Soit les races se mélangent, soit elles se dressent l’une contre l’autre. Les diades utiles à ce débat sont [altruisme/égoïsme] et [individuel/collectif]. La consanguinité est un puissant vecteur acquis de mélange, du moins jusqu’à un certain point. Ce point, le métissage, est lié sans doute en premier lieu à une certaine masse de population contenue au sein de frontières naturelles, tels les fleuves, les montagnes, etc. Les modulations climatiques, les avancées technologiques, la surpopulation, l’audace, etc., font bouger les gens et tendent à anéantir les frontières naturelles. Les groupes qui se rencontrent alors ont évolué séparément et les différences sont flagrantes. De manière descriptive [sentir], ce sont des êtres vivants, des humains comme nous. Ils savent des choses que l’on ignore et réciproquement nous aussi savons des choses qu’ils ignorent. De manière prescriptive [calculer] il se peut qu’il y ait danger d’agression, il se peut aussi qu’ils disposent de ce que nous cherchons et qu’on puisse les spolier, et que nous soyons les agresseurs. On se renifle, on montre les dents, on se fait des cadeaux, on se déchire. Deux camps, c’est un classique : 4 situations. Une fois on s’aime, trois fois on se déteste, puisqu’il suffit qu’un des groupes soit agressif pour que l’autre le devienne. Le Christ a dit « tend l’autre joue » ou encore « aime ton ennemi », c’était pour renverser la situation : trois fois on s’aime, une fois on se déteste. Mais bon, on n’a pas trop utilisé ce truc en dehors des sermons ; on en est plutôt à la norme « si je ne le fais pas (agresser), c’est eux qui le feront », au moins c’est clair : quatre fois on se déteste. Le Christ a aussi dit que ceux qui croyaient en lui seraient sauvés, et pas les autres. Si l’on aime son ennemi en bon chrétien, c’est pour le convertir, c’est une ruse pour l’amener dans la « Vraie Foi ». La race est un inné qui s’entrelace d’acquis. Évidemment. La religion peut dépasser la race en dépassant sa vocation littérale pour devenir prescriptive, mais elle s’y ancre nécessairement.
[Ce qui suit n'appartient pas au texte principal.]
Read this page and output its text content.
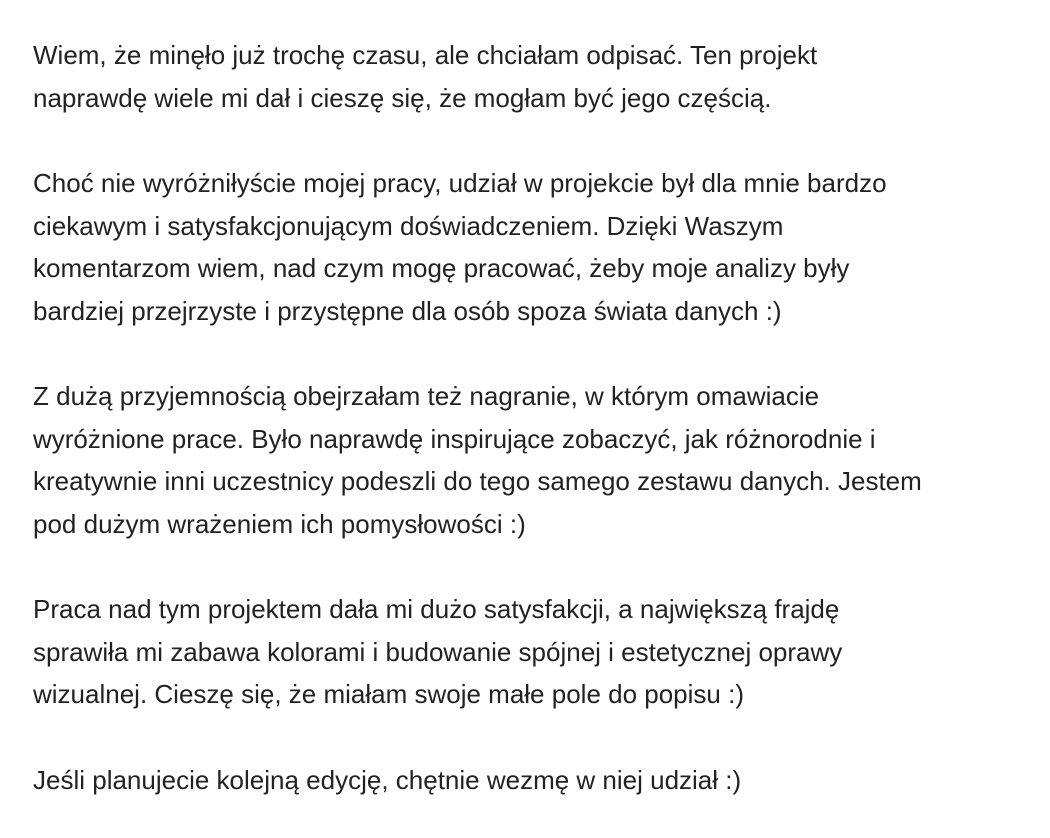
Wiem, że minęło już trochę czasu, ale chciałam odpisać. Ten projekt
naprawdę wiele mi dał i cieszę się, że mogłam być jego częścią.

Choć nie wyróżniłyście mojej pracy, udział w projekcie był dla mnie bardzo
ciekawym i satysfakcjonującym doświadczeniem. Dzięki Waszym
komentarzom wiem, nad czym mogę pracować, żeby moje analizy były
bardziej przejrzyste i przystępne dla osób spoza świata danych :)

Z dużą przyjemnością obejrzałam też nagranie, w którym omawiacie
wyróżnione prace. Było naprawdę inspirujące zobaczyć, jak różnorodnie i
kreatywnie inni uczestnicy podeszli do tego samego zestawu danych. Jestem
pod dużym wrażeniem ich pomysłowości :)

Praca nad tym projektem dała mi dużo satysfakcji, a największą frajdę
sprawiła mi zabawa kolorami i budowanie spójnej i estetycznej oprawy
wizualnej. Cieszę się, że miałam swoje małe pole do popisu :)

Jeśli planujecie kolejną edycję, chętnie wezmę w niej udział :)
Ainsi, du point de vue de la stricte survivance du groupe, l’étranger est soit l’ennemi, soit l’esclave et on juge de sa naissance comme d’un outrage personnel : ils ont la veulerie d’être des esclaves donc ils ne valent rien ou bien ils ont la veulerie de nous réduire en esclavage, donc ils ne valent rien. S’ils ne valent rien, c’est qu’ils sont inférieurs à nous qui sommes ainsi autorisés à les toiser de notre évidente supériorité. Chercher à les dominer n’est même pas un devoir, c’est « dans l’ordre des choses, c’est la vérité, la preuve en est que c’est écrit dans Le Grand Livre sacré : « Les autres c’est des inférieurs, il nous faut les remettre à leur place, c’est notre destin ! » ». Amen. Notre époque se roule dans cette fange avec délices : l’exceptionnalisme américain domine le monde pour un instant, les Blancs, les Arabes, les Asiatiques, les Noirs, etc., se dressent tout seuls les uns contre les autres et, quand ils oublient de le faire, il y a toujours un manipulateur pervers de haute géostratégie, un commanditaire de « haute » politique, qui vient remettre des tombereaux d’huile systémique sur le feu. C’est tellement banal.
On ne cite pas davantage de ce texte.